To solve this problem, we need to analyze the heat transfer occurring through the walls of the container and how it relates to the motion of the block and the wheel inside the water. The key points to consider are the thermal conductivity of the container, the temperature difference, and the steady-state conditions of the system.

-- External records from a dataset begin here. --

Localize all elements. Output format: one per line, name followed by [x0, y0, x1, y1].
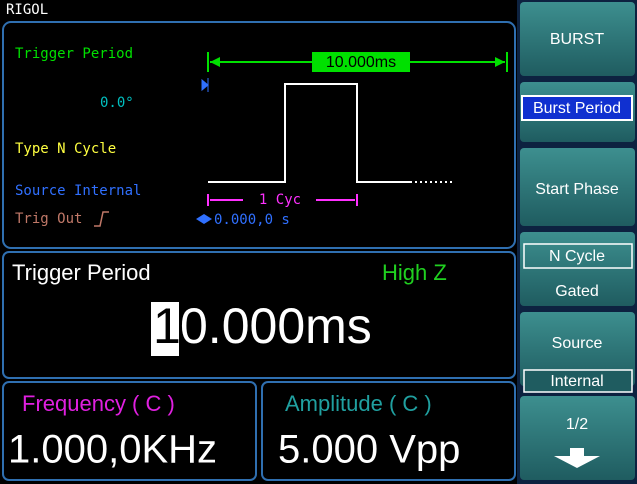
frequency-label: Frequency ( C ) [22, 391, 175, 416]
selected-fill [523, 97, 631, 119]
amplitude-frame [261, 381, 516, 481]
waveform [208, 83, 412, 183]
cycle-count: 1 Cyc [259, 192, 301, 208]
burst-type: Type N Cycle [15, 141, 116, 157]
trig-out: Trig Out [15, 211, 82, 227]
burst-panel-frame [2, 21, 516, 249]
period-value: 10.000ms [326, 54, 396, 71]
menu-option[interactable]: Gated [555, 283, 599, 300]
source: Source Internal [15, 183, 141, 199]
brand: RIGOL [6, 2, 48, 18]
value-box [523, 369, 633, 393]
menu-title: BURST [550, 31, 604, 48]
menu-item[interactable]: Source [552, 335, 603, 352]
menu-button[interactable] [520, 148, 635, 226]
menu-button[interactable] [520, 312, 635, 386]
frequency: 1.000,0KHz [8, 428, 217, 472]
menu-value[interactable]: Internal [550, 373, 603, 390]
menu-button[interactable] [520, 232, 635, 306]
load: High Z [382, 260, 447, 285]
option-box [523, 243, 633, 269]
next-arrow [554, 448, 600, 468]
amplitude-label: Amplitude ( C ) [285, 391, 432, 416]
delay: 0.000,0 s [214, 212, 290, 228]
menu-option[interactable]: N Cycle [549, 248, 605, 265]
value-cursor-digit: 1 [153, 298, 181, 354]
menu-item[interactable]: Burst Period [533, 100, 621, 117]
phase-marker [201, 78, 209, 92]
amplitude: 5.000 Vpp [278, 428, 460, 472]
edit-panel-frame [2, 251, 516, 379]
menu-button[interactable] [520, 396, 635, 480]
trig-edge-icon [94, 211, 109, 227]
frequency-frame [2, 381, 257, 481]
menu-title-bg [520, 2, 635, 76]
value-rest: 0.000ms [180, 298, 372, 354]
phase: 0.0° [100, 95, 134, 111]
cursor [151, 302, 179, 356]
period-label-bg [312, 52, 410, 72]
delay-marker [196, 214, 212, 224]
edit-label: Trigger Period [12, 260, 151, 285]
trigger-period-label: Trigger Period [15, 46, 133, 62]
menu-item[interactable]: Start Phase [535, 181, 619, 198]
cycle-marker [207, 194, 358, 206]
page-indicator[interactable]: 1/2 [566, 416, 588, 433]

Understanding Heat Transfer

Heat transfer through the walls of the container can be described using Fourier's law of heat conduction, which states that the rate of heat transfer (Q) through a material is proportional to the temperature difference (ΔT) across the material and the surface area (A) through which the heat is being transferred. The formula can be expressed as:

Q = k * A * (ΔT / d)

Where:

  • Q = rate of heat transfer (in watts)
  • k = thermal conductivity of the material (in W/m·K)
  • A = surface area (in m²)
  • ΔT = temperature difference (in °C or K)
  • d = thickness of the material (in meters)

Given Values

From the problem, we have:

  • Thermal conductivity, k = 0.5 W/m·K
  • Wall thickness, d = 2 mm = 0.002 m
  • Surface area in contact with water, A = 0.05 m²
  • Temperature of the ice bath, T_ice = 0°C
  • Temperature of water, T_water = 1°C

Calculating the Heat Transfer Rate

The temperature difference between the water and the ice bath is:

ΔT = T_water - T_ice = 1°C - 0°C = 1°C

Now, substituting the values into the heat transfer equation:

Q = 0.5 W/m·K * 0.05 m² * (1 K / 0.002 m)

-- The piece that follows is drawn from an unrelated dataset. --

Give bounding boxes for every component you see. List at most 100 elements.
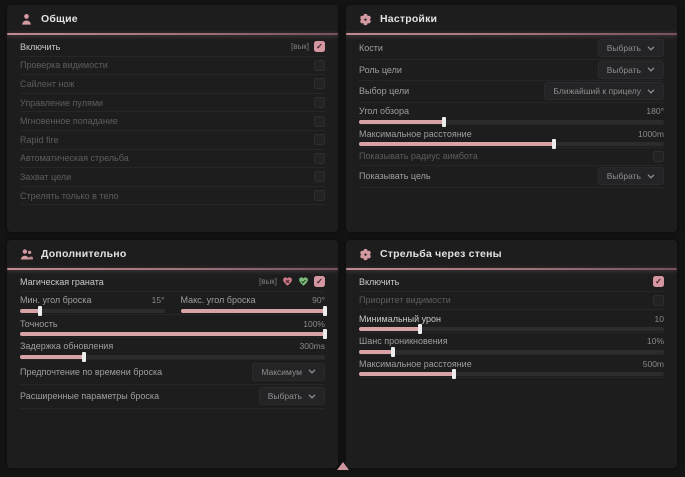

Q = 0.5 * 0.05 * 500 = 12.5 W

Relating Heat Transfer to the Block's Motion

In steady state, the heat lost by the water (12.5 W) is equal to the work done by the block as it descends. The block moves down at a constant speed of 10 cm/s, which means the force exerted by the block (due to its weight) is balanced by the torque produced by the wheel's rotation.

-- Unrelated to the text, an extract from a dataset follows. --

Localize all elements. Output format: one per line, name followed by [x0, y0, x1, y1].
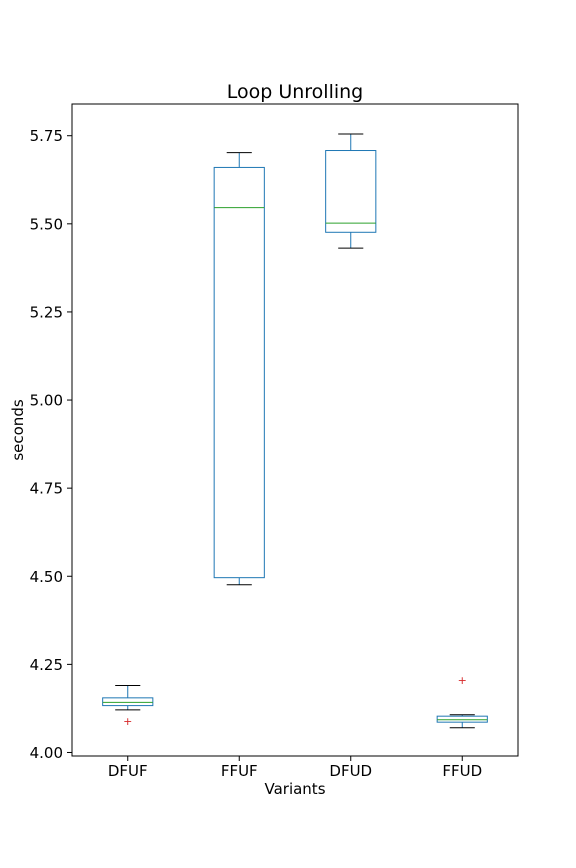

The power (P) exerted by the block as it descends can be expressed as:

P = F * v

Where:

  • P = power (in watts)
  • F = force (in newtons)
  • v = velocity (in m/s)

Given that the velocity v = 10 cm/s = 0.1 m/s, we can express the force as:

F = M * g

Where g is the acceleration due to gravity (approximately 9.81 m/s²). Thus, we can rewrite the power equation as:

P = M * g * v

Setting Up the Equation

Since we know the power exerted by the block must equal the heat transfer rate:

12.5 W = M * 9.81 m/s² * 0.1 m/s

Now, we can solve for the mass M:

M = 12.5 W / (9.81 m/s² * 0.1 m/s)

M = 12.5 / 0.981 = 12.74 kg

Final Result

The mass of the block M is approximately 12.74 kg. This means that for the system to maintain a constant temperature of 1°C while the block descends at a steady speed, the block must have this mass. This balance between heat loss and mechanical work illustrates the principles of thermodynamics and energy conservation in a practical scenario.